Many young women are channelled into certain sectors of the economy that put them on a lower rung of the occupational status ladder. ILO statistics show that, as in most other countries of the subregion, women in Mali, Niger and Senegal mainly work in agriculture and livestock rearing, retail, manufacturing and domestic service. In contrast, other sectors of the economy are strongly male-dominated, including construction, transport, fishing, real estate and public administration.

This under-representation of women is all the more striking in the private sector. In Senegal, for instance, national statistical figures show that 1.4 per cent of women are employed in public administration compared with 3.7 per cent of men. In the private sector, the proportion is 7 per cent of men compared with 3.2 per cent of women. However, this trend is reversed among the self-employed and domestic workers, where a greater share of women (92.3 per cent) is represented than of men (18 per cent).

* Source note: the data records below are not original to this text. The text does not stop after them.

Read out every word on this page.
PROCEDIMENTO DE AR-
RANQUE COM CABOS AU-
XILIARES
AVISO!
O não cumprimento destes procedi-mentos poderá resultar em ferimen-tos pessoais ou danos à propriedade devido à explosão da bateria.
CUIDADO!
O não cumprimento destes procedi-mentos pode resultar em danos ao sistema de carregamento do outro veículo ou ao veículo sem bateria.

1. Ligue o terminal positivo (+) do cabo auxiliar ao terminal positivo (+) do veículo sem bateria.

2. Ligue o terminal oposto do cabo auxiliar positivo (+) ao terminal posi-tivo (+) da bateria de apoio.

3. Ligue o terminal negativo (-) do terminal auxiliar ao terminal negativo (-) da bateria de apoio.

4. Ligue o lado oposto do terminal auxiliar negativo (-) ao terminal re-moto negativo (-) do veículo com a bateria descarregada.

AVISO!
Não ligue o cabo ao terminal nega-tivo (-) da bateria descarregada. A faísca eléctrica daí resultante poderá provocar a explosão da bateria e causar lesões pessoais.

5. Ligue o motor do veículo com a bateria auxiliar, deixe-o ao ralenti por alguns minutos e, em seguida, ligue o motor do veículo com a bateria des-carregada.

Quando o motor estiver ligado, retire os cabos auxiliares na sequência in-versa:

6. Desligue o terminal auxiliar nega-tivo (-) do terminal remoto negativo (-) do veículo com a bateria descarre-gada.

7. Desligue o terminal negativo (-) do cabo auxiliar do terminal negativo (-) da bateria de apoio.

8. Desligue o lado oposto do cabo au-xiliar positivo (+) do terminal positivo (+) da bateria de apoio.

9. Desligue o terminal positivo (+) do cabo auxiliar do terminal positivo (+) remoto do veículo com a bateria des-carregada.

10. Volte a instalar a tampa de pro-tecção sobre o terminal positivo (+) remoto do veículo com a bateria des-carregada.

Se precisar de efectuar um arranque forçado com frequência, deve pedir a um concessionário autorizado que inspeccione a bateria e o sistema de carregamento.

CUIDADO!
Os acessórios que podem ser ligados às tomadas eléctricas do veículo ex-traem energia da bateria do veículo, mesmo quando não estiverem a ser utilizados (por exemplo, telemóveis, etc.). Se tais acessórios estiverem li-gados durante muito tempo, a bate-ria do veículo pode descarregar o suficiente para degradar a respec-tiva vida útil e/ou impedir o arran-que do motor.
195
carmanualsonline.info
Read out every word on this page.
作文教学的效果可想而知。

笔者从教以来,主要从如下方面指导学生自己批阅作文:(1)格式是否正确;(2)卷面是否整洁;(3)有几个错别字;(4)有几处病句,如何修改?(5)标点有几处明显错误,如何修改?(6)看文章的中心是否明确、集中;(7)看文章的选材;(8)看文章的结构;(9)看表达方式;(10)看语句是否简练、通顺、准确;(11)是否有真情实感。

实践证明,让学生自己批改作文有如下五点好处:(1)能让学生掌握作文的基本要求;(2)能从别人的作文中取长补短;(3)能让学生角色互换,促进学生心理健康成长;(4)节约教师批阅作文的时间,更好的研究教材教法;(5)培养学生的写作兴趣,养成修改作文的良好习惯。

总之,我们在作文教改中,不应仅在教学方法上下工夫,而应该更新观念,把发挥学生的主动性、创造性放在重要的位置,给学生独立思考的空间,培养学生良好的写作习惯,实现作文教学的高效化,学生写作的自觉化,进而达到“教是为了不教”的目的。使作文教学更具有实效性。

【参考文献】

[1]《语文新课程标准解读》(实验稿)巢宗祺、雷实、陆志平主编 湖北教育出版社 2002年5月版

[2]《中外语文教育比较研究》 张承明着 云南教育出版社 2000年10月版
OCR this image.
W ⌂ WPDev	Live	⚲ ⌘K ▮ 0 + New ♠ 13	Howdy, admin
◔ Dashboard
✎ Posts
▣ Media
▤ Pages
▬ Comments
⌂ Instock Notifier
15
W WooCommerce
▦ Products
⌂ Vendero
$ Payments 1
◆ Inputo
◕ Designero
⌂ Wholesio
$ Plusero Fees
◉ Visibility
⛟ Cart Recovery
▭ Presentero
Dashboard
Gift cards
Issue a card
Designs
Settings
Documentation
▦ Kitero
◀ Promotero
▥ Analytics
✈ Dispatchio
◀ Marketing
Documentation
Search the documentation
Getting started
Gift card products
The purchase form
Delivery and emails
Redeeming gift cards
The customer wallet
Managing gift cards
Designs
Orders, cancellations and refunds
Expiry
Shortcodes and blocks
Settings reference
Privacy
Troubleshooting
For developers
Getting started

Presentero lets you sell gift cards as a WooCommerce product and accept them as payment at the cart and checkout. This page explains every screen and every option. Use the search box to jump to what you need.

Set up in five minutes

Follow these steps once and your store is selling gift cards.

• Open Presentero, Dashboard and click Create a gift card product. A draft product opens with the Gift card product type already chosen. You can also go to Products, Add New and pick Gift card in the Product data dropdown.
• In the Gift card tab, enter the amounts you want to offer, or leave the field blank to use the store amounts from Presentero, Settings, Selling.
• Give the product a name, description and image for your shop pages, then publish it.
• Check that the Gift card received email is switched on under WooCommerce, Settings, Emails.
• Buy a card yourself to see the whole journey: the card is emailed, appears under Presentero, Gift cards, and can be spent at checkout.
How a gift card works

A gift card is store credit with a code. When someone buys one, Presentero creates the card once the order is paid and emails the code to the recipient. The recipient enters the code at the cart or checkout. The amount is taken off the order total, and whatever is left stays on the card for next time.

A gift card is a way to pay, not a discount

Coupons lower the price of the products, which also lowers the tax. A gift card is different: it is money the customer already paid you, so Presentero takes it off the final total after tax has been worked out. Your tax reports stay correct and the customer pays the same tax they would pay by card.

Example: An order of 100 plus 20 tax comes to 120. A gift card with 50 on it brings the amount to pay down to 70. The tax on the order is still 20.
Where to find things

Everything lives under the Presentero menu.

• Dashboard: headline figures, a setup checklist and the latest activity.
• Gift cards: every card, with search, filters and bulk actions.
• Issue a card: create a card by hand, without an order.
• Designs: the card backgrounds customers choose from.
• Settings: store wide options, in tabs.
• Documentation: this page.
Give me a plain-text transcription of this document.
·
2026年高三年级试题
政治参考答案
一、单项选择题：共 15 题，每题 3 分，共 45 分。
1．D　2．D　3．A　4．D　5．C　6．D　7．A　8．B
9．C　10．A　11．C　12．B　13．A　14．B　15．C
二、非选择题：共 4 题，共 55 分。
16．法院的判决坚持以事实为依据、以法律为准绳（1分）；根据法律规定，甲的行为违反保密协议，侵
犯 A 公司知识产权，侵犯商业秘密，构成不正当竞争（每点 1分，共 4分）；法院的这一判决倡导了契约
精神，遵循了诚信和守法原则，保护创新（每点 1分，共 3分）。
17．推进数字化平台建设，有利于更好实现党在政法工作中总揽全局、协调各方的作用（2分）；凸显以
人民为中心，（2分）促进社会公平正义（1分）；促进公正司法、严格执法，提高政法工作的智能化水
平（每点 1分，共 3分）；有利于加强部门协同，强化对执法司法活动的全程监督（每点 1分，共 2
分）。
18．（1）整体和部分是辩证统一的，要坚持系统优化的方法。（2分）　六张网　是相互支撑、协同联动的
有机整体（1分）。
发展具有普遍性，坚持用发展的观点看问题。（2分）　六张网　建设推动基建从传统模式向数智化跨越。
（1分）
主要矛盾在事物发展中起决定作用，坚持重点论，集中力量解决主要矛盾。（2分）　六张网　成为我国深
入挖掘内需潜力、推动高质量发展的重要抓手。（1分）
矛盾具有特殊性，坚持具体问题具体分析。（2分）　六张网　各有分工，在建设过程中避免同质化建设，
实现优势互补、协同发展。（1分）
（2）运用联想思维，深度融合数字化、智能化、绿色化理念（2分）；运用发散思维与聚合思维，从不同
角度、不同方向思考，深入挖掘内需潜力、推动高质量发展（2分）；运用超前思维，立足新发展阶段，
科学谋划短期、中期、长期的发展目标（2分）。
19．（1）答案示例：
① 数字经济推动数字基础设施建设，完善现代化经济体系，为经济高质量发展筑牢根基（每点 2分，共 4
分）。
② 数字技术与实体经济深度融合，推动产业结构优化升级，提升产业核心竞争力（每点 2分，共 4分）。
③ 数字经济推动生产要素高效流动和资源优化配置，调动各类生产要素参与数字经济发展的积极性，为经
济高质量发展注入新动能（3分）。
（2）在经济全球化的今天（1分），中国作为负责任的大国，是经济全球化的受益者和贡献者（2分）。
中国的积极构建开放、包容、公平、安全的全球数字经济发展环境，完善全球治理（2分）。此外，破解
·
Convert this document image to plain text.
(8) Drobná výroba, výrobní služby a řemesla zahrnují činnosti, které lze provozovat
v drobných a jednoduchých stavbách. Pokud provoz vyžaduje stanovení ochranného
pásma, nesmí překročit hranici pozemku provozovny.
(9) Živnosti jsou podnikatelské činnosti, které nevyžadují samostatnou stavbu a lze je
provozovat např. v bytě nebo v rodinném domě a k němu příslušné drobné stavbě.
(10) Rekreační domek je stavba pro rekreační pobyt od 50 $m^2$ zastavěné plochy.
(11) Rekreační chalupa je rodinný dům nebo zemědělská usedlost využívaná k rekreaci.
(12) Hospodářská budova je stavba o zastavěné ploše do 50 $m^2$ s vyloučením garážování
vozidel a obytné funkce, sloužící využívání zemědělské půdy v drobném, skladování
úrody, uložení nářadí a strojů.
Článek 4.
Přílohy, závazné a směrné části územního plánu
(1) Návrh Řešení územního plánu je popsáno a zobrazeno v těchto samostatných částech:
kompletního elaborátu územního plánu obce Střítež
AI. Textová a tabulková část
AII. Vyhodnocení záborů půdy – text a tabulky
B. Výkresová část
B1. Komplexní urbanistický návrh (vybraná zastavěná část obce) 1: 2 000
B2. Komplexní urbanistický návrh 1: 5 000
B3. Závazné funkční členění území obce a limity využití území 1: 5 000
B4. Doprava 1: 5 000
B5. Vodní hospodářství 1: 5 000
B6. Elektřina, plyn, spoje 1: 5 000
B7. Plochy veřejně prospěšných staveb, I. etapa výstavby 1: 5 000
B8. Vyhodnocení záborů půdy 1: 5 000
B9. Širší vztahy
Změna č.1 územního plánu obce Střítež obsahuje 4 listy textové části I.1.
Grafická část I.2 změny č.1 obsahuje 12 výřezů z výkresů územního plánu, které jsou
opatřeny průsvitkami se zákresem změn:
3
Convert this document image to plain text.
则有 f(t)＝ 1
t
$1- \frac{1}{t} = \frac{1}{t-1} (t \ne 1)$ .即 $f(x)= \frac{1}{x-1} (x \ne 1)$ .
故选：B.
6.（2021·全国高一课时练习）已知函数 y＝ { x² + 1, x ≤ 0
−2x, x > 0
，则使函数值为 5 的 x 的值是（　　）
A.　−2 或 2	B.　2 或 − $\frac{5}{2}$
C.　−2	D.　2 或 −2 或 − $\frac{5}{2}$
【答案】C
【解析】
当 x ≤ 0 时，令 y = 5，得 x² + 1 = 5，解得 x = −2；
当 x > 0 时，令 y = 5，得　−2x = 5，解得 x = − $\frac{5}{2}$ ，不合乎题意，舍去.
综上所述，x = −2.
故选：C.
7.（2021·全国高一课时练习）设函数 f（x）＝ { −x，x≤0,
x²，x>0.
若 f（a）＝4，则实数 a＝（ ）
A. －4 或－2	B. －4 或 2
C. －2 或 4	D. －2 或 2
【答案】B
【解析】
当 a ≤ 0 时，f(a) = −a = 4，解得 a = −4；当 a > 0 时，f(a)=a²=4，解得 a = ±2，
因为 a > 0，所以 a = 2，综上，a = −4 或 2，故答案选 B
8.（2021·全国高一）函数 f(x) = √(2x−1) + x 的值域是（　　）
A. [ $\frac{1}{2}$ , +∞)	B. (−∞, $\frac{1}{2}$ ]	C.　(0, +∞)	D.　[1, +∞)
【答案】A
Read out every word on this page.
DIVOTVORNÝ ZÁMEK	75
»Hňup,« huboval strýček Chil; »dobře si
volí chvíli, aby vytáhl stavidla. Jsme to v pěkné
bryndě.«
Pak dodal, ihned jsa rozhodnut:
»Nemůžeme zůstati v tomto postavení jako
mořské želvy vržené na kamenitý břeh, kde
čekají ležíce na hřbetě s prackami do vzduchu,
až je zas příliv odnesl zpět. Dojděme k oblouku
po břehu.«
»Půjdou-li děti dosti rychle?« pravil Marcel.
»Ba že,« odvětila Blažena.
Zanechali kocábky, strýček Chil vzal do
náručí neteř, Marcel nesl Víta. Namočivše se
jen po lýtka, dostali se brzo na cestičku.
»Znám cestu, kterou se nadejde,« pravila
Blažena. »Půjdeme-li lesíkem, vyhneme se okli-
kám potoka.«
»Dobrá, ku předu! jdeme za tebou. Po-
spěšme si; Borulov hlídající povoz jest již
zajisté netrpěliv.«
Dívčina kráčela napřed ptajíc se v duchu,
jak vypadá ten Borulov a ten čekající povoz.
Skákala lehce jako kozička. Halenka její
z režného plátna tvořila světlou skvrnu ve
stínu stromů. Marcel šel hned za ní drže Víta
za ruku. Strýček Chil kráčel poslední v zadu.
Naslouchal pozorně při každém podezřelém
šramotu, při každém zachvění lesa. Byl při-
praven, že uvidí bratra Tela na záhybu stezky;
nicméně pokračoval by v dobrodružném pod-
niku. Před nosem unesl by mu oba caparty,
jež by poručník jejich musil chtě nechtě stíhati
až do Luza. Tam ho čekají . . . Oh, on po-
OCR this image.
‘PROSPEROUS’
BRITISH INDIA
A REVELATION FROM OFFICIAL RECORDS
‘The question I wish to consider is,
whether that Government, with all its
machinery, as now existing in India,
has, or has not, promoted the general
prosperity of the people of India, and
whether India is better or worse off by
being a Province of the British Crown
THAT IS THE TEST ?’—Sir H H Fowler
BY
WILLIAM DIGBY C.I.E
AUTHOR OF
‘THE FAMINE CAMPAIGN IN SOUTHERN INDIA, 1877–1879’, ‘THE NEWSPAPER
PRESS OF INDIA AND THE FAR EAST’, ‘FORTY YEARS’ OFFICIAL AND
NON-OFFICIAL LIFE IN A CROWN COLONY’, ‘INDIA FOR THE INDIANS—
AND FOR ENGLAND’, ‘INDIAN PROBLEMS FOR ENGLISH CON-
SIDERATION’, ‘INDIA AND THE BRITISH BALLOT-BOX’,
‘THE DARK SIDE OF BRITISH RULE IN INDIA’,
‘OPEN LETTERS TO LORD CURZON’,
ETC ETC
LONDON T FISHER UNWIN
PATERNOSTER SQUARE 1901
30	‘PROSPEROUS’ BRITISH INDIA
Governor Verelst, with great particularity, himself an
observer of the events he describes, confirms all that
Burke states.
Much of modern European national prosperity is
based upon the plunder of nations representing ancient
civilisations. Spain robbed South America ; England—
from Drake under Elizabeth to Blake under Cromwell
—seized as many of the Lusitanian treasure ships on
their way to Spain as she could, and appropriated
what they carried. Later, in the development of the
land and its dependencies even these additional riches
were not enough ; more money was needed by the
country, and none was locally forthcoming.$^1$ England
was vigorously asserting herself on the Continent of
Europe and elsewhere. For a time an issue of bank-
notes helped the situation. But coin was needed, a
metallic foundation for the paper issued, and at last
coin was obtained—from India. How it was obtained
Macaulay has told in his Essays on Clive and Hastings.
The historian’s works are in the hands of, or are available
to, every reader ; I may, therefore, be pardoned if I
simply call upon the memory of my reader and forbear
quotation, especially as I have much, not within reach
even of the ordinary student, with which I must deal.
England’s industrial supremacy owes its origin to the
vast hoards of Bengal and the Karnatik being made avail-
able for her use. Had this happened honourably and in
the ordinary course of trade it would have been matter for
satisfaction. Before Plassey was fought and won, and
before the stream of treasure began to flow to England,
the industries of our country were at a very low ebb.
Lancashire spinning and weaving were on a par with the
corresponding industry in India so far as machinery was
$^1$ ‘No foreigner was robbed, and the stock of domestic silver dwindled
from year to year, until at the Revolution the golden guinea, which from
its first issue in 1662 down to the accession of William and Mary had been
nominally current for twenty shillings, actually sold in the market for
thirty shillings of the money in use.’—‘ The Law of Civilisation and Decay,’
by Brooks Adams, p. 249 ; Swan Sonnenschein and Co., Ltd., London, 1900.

Moreover, across the region, men are better paid than women. The wage gap is sometimes very wide: in Benin, young men aged between 15 and 29 earn 35 times as much as young women.

Specific needs

Gender equality in the workplace is not only a human right and a component of social justice, but is also crucial to economic development. Studies are increasingly showing that eradicating discrimination has a positive impact on national income and company productivity, the capacity to innovate and profitability.

Enabling women to have decent working conditions, as well as to have children and to be able to take care of them, means ensuring women have equal training opportunities and encouraging them to follow so-called male vocational routes before they enter the labour market.

The massive influx of young women into the labour market makes maternity protection in the workplace essential. The ratification and implementation of ILO Maternity Protection Convention, 2000 (No. 183) by all states in the subregion would be a step in that direction and represent a major step forward.